COURSE NUMBER AND TITLE: MATH 2310 Statistical Methods
CREDIT HOURS: 3
CATALOG DESCRIPTION: Further study of simple and multiple linear regression and correlation, study of experimental design, analysis of variance, analysis of covariance, and non-parametric statistics, categorical analysis and time series.
PREREQUISITE(S): MATH 2210
SUGGESTED TEXT(S): A First Course in Statistical Methods by R. Lyman Ott, Michael T. Longnecker, Cengage Learning, 2003, ISBN-13: 9780534408060.
COURSE OUTLINE:
Inferences About Population Central Values - estimation and testing the mean of a population, choosing the sample size for testing, inferences about median.
Inferences Comparing Two Population Central Values –estimation and testing the difference in means of two independent as well as dependent populations, sample size determination for testing.
Inferences About Population Variances - estimation and testing for a population variance, estimation and testing for comparing two population variances, testing for comparing more than 2 population variances.
Nonparametric Methods - Wilcoxon rank sum test, Wilcoxon signed-rank test, Kruskal-Wallis test, Friedman’s test.

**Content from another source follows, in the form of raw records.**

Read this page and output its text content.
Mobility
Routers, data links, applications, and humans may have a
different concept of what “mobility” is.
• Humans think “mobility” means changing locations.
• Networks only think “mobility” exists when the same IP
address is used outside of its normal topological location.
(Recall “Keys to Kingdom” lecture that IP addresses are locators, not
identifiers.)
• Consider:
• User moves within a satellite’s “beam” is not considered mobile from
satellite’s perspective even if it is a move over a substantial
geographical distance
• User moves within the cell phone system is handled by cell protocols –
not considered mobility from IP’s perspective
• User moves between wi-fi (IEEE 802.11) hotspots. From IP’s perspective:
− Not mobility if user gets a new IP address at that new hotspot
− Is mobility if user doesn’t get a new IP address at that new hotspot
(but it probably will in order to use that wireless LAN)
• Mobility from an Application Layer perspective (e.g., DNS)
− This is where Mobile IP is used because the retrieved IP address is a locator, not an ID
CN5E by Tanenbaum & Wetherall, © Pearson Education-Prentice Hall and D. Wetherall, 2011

Analysis of Variances - completely randomized design, model for observations in a completely randomized design, analyzing data from a completely randomized design, checking on the Analysis of Variance conditions, multiple comparisons.
Experimental Designs - completely randomized design, randomized complete block design, Latin square design, factorial treatment structure in a completely randomized design and randomized complete block design, estimation of treatment differences and comparisons of treatment means.
Categorical Data - inferences about a population proportion, the difference between two population proportions, inferences about several proportions, chi-square goodness-of-fit test, contingency tables, tests for independence and homogeneity, odds and odds ratios.
Linear Regression and Correlation - inferences about regression parameters, prediction, examining lack of fit in linear regression, model diagnostics, inverse regression problem (calibration), correlation.
Multiple Regression - inferences in multiple regression, model diagnostics, testing a subset of regression coefficients, logistic regression.